In what would be a second attack on the carrier within a year, CMA CGM acknowledged that hackers had managed to access its database, but said it believes that it has ‘patched’ the problem.
A CMA CGM Group statement said: “A leak of data on limited customer information (first and last names, employer, position, Email address and phone number) has been detected during surveillance operations on the Group’s APIs. The IT teams have immediately developed and installed security patches, and surveillance of all our APIs has been strengthened. Our customers have been informed and they have been invited to strengthen the level of security to access their accounts while remaining vigilant to any suspicious activity.”

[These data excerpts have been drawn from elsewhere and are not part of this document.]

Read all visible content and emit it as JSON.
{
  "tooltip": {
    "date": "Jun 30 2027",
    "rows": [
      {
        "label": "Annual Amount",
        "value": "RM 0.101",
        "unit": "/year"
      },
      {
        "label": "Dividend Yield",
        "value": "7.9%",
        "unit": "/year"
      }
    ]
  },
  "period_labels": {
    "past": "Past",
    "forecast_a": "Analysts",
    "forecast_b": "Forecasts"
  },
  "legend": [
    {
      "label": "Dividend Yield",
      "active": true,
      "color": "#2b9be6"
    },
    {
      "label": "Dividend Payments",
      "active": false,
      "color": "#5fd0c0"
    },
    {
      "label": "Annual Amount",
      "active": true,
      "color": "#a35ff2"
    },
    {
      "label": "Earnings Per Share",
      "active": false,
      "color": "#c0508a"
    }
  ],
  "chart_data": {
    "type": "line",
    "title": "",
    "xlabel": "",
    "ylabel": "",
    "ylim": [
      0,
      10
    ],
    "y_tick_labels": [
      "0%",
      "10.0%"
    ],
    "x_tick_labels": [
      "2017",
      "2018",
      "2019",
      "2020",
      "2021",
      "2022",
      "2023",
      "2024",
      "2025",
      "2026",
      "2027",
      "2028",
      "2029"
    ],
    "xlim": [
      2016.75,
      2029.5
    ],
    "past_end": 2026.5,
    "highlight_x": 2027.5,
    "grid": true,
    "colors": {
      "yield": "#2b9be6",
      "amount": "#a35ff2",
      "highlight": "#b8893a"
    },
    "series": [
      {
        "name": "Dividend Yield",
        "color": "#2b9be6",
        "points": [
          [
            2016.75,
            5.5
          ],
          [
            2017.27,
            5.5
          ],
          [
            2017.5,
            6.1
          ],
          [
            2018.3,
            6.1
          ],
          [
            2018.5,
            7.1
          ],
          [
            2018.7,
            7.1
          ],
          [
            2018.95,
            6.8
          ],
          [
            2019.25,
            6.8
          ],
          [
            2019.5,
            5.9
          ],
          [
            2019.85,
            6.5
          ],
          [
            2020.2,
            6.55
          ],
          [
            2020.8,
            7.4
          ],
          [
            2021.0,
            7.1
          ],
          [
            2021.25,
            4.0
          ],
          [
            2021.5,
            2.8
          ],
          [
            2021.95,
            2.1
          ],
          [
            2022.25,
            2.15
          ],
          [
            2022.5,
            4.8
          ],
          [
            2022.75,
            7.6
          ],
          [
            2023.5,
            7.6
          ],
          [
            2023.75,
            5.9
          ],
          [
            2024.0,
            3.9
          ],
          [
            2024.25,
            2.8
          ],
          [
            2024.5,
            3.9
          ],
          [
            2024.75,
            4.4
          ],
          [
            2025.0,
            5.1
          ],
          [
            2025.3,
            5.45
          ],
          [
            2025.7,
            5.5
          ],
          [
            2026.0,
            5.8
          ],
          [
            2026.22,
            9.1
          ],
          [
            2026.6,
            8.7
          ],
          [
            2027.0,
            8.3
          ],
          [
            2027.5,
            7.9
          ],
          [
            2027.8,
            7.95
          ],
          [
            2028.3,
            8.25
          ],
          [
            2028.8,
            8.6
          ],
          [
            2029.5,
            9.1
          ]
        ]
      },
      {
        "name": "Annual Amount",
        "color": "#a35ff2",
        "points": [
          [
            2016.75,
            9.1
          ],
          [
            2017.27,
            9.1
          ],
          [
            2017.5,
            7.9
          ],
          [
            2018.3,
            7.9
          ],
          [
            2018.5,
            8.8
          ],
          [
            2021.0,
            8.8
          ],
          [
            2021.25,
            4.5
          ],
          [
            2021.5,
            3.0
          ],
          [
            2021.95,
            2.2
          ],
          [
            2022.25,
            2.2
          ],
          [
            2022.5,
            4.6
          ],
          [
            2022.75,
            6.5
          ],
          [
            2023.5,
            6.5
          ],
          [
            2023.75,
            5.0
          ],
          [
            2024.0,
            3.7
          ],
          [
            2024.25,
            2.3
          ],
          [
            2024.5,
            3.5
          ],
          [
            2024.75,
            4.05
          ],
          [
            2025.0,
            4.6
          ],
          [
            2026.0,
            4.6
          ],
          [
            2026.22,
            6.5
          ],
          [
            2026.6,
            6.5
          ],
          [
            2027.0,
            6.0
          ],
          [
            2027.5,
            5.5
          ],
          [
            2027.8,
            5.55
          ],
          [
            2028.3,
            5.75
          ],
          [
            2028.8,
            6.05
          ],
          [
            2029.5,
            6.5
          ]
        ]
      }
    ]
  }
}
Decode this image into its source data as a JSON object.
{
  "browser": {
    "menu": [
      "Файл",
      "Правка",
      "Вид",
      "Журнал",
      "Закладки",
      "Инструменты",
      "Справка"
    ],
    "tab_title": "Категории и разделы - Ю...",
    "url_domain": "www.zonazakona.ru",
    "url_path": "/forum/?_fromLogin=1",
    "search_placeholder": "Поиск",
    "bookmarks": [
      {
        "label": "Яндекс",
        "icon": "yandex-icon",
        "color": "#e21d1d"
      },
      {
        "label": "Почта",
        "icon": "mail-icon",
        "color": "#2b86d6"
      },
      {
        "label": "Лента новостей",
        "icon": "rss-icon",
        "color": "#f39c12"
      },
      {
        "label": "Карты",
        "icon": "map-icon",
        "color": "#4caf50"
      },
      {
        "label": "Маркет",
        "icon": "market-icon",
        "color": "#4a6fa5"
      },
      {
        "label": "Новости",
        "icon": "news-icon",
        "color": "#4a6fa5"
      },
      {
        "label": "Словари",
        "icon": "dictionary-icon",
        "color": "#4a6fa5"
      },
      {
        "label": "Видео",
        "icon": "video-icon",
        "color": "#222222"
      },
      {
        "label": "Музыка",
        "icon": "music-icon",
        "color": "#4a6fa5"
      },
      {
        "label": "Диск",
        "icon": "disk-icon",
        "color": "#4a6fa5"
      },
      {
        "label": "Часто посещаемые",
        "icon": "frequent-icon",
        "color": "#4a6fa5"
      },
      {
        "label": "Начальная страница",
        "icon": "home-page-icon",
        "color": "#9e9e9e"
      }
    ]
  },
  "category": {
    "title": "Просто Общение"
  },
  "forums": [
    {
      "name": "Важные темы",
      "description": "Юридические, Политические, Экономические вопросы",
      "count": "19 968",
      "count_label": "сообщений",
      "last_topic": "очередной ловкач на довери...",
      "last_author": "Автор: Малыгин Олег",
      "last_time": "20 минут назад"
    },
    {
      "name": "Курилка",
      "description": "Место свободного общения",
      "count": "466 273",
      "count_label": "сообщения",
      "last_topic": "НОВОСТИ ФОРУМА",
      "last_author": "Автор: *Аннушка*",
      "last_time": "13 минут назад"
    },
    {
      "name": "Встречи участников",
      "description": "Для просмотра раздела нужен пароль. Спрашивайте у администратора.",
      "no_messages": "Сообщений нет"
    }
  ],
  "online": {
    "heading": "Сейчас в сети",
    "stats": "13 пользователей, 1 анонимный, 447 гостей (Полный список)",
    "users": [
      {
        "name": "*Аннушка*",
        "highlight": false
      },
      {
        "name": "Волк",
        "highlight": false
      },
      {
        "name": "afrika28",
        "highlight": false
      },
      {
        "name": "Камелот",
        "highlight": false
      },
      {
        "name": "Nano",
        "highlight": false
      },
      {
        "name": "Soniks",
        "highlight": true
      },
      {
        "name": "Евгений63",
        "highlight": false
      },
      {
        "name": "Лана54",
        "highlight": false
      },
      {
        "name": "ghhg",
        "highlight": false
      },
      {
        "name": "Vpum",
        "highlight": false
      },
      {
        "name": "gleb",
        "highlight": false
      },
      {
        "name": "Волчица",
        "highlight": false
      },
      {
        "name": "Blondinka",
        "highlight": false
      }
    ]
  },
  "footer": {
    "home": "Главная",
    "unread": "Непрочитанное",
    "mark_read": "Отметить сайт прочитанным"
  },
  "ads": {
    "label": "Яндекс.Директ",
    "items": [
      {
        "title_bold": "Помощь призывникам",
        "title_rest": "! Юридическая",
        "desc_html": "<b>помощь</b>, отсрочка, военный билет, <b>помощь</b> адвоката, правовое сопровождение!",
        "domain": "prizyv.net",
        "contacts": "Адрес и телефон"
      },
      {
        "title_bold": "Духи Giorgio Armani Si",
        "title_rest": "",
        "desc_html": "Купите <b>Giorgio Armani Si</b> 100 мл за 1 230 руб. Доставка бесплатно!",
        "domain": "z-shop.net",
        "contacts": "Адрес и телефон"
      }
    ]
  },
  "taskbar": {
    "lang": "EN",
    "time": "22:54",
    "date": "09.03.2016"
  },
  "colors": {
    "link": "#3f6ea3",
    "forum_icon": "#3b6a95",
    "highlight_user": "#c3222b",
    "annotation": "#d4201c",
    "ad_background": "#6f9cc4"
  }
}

However, one major customer of the shipping line said: “I’ve been chasing our procurement team as no communications have been sent out. We’re waiting an update from CMA [CGM] as they are saying it’s not a cyber-attack, and no customer information has been accessed.”
The forwarder later updated the note saying: “Apparently a formal announcement to customers will be sent tonight,” but the French operator had said that “no sensitive or confidential customer information had been accessed”.
This seems to contradict the carrier’s official press statement seen above.
Other customers have confirmed that they had had no communications from the carrier about an attack, and indeed, there is no prominent posting on the carrier’s websites and no social media platforms.
In fact, it has emerged, from CMA CGM’s media office, that a warning was posted to the company website. In order to find it you need to go to the carrier’s website, click on news and scroll down to the eBusiness button, the item was second on the list at the time of writing.
Meanwhile, Global Shippers’ Forum director James Hookham pointed out that if there has been a second attack on CMA CGM, following last year’s event, and it involves personally identifiable data, it will be covered by EU General Data Protection Regulation (GDPR) rules, and thus “needs to be reported to the French data protection authority”.
Moreover, this attack would be “the second time in 12 months” that such a breach had occurred, “so French data protection authorities will have some tough questions – and are answerable themselves as to the adequacy of their oversight”.
Mr Hookham was also concerned that if the entire database is posted onto the web, what else might be revealed about each customer including their booked volumes, contract rates, booking schedules, payment terms and bank accounts, all commercially sensitive information.
“This could get very serious and potentially actionable. Customers need more information about which users are affected, what is being done to retrieve the data, and reassurances about consequential losses incurred,” said Mr Hookham.
He added: “If the shipping industry is serious about its digital future it needs to first get serious about protecting its customers’ data!”
Mr Hookham believed that, given the carrier has claimed its systems were “patched up instantly”, that it does not seem to be a particularly sophisticated attack. Which in itself “raises more questions about adequacy of data protection standards”.
That theme was taken up by Gideon Lenkey a cyber-security specialist from EPSCO-Ra Security Systems, who said that CMA CGM had sent some advisories to customers warning them not to respond to phishing emails.
According to Mr Lenkey, almost all of the major attacks on industry systems over the last year had something in common: that the hacked company “did not have multifactored defences all the way through their systems”.
Multifactored defences require users to submit a password and usually another one or two keys before they can access systems, such as banks sending a code to a mobile phone before allowing access to online accounts.
“Our internet responses [to requests for help after hacks] have doubled over the last 18 months and all but one of these has been about compromised accreditation,” said Mr Lenkey, who said that when the carrier analyses the leak, if it took place, this is probably what they will find.
In the email sent to media organisations, the hackers wrote: “Unfortunately CMA didn’t wish to cooperate and pay a symbolical (sic) redemption for our help of locating the security gap.”
The hackers said they wanted to make the world aware of how large companies do not care about personal data.
The hackers concluded: “In a week we will lay out the entire database.”